We then assembled a study group with expertise in structured T1DM education, pump therapy (having trained in total over 700 pump patients) and health economic assessment of diabetes interventions.
Decision problem: aim of the REPOSE Trial
The aim of our trial was to establish for patients, professionals and those funding the service, the added benefit of using a pump during intensive insulin therapy. We conducted a RCT comparing optimised MDI therapy (using rapid and twice-daily, long-acting insulin analogues) with pump therapy in adults with T1DM, for which both were provided with high-quality structured education (DAFNE).
Research objectives
The project had the following specific objectives:
- To measure, over 2 years, (1) biomedical, (2) psychosocial (quantitative and qualitative) and (3) adverse event (AE) outcomes.

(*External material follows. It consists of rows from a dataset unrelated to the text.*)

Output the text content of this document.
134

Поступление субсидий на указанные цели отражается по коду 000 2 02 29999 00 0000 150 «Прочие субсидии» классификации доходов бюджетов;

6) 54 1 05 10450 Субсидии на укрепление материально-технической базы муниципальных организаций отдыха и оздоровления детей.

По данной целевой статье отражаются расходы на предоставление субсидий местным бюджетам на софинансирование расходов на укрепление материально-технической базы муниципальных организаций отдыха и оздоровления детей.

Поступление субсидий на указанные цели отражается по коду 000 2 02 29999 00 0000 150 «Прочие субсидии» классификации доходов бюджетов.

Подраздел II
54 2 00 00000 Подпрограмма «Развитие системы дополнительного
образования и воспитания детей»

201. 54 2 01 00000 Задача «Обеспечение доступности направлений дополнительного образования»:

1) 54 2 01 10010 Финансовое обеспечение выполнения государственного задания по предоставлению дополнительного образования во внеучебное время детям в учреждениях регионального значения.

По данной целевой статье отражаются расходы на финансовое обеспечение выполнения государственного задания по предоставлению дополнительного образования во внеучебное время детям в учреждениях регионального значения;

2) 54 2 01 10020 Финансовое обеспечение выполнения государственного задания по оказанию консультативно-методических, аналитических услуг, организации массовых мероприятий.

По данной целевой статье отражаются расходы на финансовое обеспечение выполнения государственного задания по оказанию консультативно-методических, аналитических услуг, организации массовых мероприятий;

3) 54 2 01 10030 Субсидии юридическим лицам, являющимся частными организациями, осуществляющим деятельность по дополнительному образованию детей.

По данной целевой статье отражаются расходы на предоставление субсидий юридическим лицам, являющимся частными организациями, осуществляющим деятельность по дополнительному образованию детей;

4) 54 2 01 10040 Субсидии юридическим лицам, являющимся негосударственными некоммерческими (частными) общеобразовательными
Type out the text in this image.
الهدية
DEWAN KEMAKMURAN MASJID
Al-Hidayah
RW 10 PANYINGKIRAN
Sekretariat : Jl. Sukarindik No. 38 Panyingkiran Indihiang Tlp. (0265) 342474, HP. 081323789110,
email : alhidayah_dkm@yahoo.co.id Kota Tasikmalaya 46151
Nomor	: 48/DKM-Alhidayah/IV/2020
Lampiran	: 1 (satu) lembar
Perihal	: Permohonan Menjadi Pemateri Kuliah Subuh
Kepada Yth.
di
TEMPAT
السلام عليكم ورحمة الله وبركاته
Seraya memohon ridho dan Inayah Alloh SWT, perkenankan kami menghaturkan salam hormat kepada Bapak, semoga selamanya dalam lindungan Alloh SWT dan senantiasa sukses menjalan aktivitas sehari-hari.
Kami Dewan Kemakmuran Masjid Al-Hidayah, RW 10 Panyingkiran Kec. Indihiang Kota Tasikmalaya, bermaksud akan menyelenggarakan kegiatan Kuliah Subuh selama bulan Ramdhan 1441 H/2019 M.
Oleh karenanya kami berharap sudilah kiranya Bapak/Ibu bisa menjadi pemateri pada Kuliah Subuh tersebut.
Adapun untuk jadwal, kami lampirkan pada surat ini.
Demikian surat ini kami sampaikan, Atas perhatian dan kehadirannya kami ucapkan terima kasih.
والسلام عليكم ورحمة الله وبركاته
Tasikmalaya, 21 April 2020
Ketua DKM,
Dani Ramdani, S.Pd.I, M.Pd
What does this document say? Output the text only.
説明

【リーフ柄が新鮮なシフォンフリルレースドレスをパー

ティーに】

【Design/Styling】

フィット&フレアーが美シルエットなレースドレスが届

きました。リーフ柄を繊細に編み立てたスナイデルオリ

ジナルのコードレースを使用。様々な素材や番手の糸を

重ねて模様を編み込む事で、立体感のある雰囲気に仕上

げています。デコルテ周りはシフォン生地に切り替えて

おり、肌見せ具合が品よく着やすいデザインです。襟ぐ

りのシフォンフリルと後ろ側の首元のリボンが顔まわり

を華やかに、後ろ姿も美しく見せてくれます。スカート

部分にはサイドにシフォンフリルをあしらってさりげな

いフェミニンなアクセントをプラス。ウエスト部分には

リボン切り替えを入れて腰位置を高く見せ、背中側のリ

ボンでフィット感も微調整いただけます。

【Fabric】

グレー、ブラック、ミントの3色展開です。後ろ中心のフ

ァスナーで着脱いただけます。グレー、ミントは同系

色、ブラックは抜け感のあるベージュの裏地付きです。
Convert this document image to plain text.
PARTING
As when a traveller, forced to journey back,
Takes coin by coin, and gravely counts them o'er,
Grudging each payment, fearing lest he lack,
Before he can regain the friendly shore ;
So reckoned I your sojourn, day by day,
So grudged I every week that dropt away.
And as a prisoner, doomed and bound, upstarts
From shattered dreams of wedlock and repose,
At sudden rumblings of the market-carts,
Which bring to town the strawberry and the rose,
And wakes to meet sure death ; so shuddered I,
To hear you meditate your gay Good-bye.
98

The primary outcome was HbA1c at 2 years, with a minimum clinically significant difference defined as 0.5% (5.5 mmol/mol).
- To undertake a cost-effectiveness analysis to determine whether or not the marginal benefits of pump therapy over optimised MDI (if demonstrated) are commensurate with the marginal costs, as reflected in an ICER, expressed in terms of a cost per QALY gained that is acceptable to NICE.
- To conduct a mixed-methods psychosocial evaluation of pump therapy in order to identify factors that predict and/or help explain outcomes on the pump.
Members of the research team have been involved in the NICE appraisal of insulin pumps, have been members of NICE appraisal committees and have a good understanding of what evidence NICE needs. Thus, a further objective was to inform the next NICE reviews of insulin pumps and structured education.